Ansonsten empfinde ich es als Standortvorteil, in diesem Hollendingens zu wohnen. Meine Frau und ich, wir leiten nicht nur den Ankerherz Verlag, sondern haben auch vier Kinder und einen renitenten Mops-Beagle-Mischling namens Jupp. Ich will jetzt gar nicht mit all den Argumenten Pro-Landleben anfangen, die man erwartet: Natur, Dorfschule, glückliche Kinder, zufriedener Hund etc. etc.
Dorfliebe – Plädoyer für das Leben auf dem Land
Ich glaube, dass das Leben in Phasen verläuft. Momentan heißt die Phase: Dorf. Vielleicht heißt sie eines Tages: San Francisco, aber momentan ist es so. Meine Frau Julia stammt aus Frankfurt/Main, ich selber aus Köln, wir haben uns in Hamburg kennengelernt. Wir sind Stadtkinder, zogen wegen des ersten Sohnes dann aus der Großstadt nach Lüneburg, weil wir kein geeignetes zu Hause fanden.
Die Familie wuchs und unser kleiner Verlag tat es auch. Der Zufall brachte uns nach Hollenstedt. Ein großes Haus im Wald – und wir fanden den Alten Tanzsaal, der vom ersten Moment eine gute Aura verbreitete. Hier wurde früher geschwoft, getrunken, gefeiert. Man merkt diese Geschichte.
Und trotzdem: Zuerst hatten wir ein wenig Sorge: Wir op´m Dörp? Konnte das gutgehen? Würde man uns mit vorgehaltenem Holzgewehr in den Schützenverein zwingen? Nicht dergleichen geschah. Die meisten Leute im Dorf sind echte Niedersachsen: zurückhaltend, wortkarg, aber freundlich. „Hollywood in Hollenstedt“ heißt unsere Veranstaltungsreihe im Alten Tanzsaal, immer für einen guten Zweck.
Axel Prahl war schon da, Uwe Friedrichsen – und einmal kam Cameron Glendenning, der Chefkameramann von „Deadliest Catch“ aus Los Angeles. Cameron verliebte sich ins Dorf, übernachtete im Hollenstedter Hof, ging viel im Wald und entlang der Este spazieren, aß jeden Tag Haxe und als er abreiste, benannte man in der Speisekarte des Restaurants spaßeshalber das Schweinsbein nach ihm.
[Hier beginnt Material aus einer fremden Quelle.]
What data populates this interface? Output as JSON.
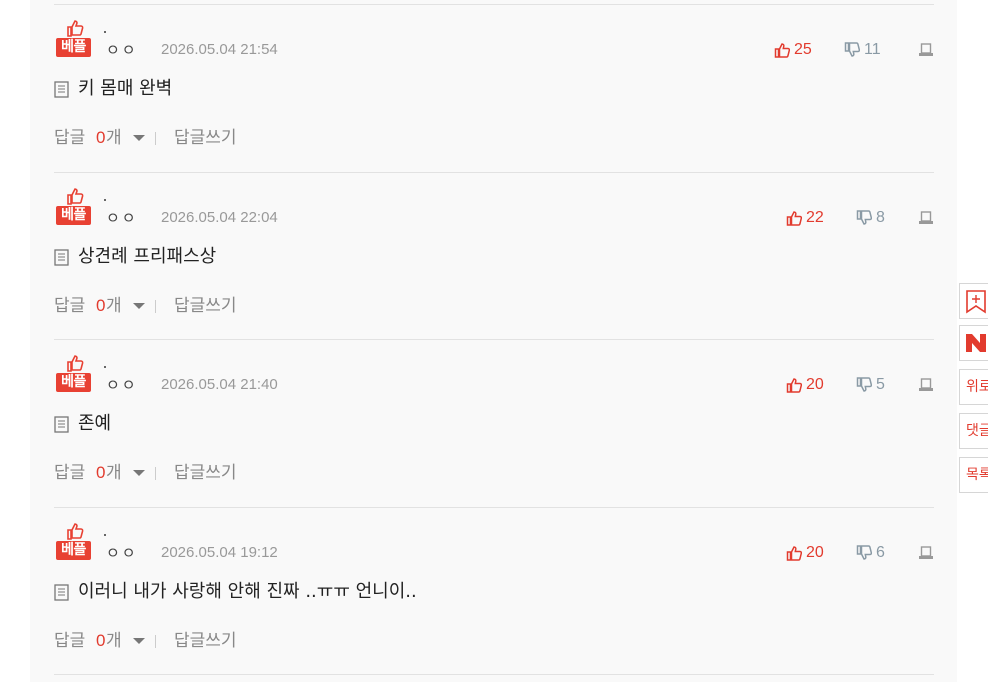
{
  "best_label": "베플",
  "reply_label": "답글",
  "reply_unit": "개",
  "write_reply_label": "답글쓰기",
  "icons": {
    "best": "thumbs-up-icon",
    "like": "thumbs-up-icon",
    "dislike": "thumbs-down-icon",
    "report": "report-icon",
    "content": "document-icon",
    "expand": "caret-down-icon"
  },
  "colors": {
    "accent": "#e23b2e",
    "best_badge": "#e84133",
    "dislike": "#8a9aa5"
  },
  "comments": [
    {
      "nickname": "ㅇㅇ",
      "date": "2026.05.04 21:54",
      "likes": "25",
      "dislikes": "11",
      "text": "키 몸매 완벽",
      "reply_count": "0"
    },
    {
      "nickname": "ㅇㅇ",
      "date": "2026.05.04 22:04",
      "likes": "22",
      "dislikes": "8",
      "text": "상견례 프리패스상",
      "reply_count": "0"
    },
    {
      "nickname": "ㅇㅇ",
      "date": "2026.05.04 21:40",
      "likes": "20",
      "dislikes": "5",
      "text": "존예",
      "reply_count": "0"
    },
    {
      "nickname": "ㅇㅇ",
      "date": "2026.05.04 19:12",
      "likes": "20",
      "dislikes": "6",
      "text": "이러니 내가 사랑해 안해 진짜 ..ㅠㅠ 언니이..",
      "reply_count": "0"
    }
  ],
  "sidebar": {
    "bookmark_icon": "bookmark-icon",
    "naver_icon": "naver-icon",
    "top_label": "위로",
    "comments_label": "댓글",
    "list_label": "목록"
  }
}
Ich mailte ihm das Foto, und er schrieb zurück:
„Im Ernst: Das bedeutet mir mehr als der Emmy!“
Nach Hamburg und Bremen ist es von Hollenstedt nicht weit, zu Flughäfen auch nicht, und ich liebe es, nach einer Reise aus New York oder London nach Holli zurückzukehren. Die Bäume, der Geruch, der großartige Weg in den Verlag, durch den Wald und entlang des Flüsschens Este. Oft erscheinen mir die Felder wie das Meer. Wenn der Weizen im Wind wogt, wenn der Raps gelb leuchtet, wenn der Abendhimmel glüht. Wir bekommen häufig Besuch und einige Mitarbeiter, die in Hamburg wohnen, fahren Dienstwagen. Alles kein Problem. Der Standortnachteil „Hollenstedt“ ist inzwischen ein Vorteil.
Wir haben gelernt: Wer zu uns aufs Dorf rauskommt, der meint es ernst. Und wer von einem Standortnachteil redet, ist meistens ganz schnell wieder weg.
Stefan Kruecken, Jahrgang 1975, leitet mit seiner Frau Julia den von ihnen gegründeten Ankerherz Verlag.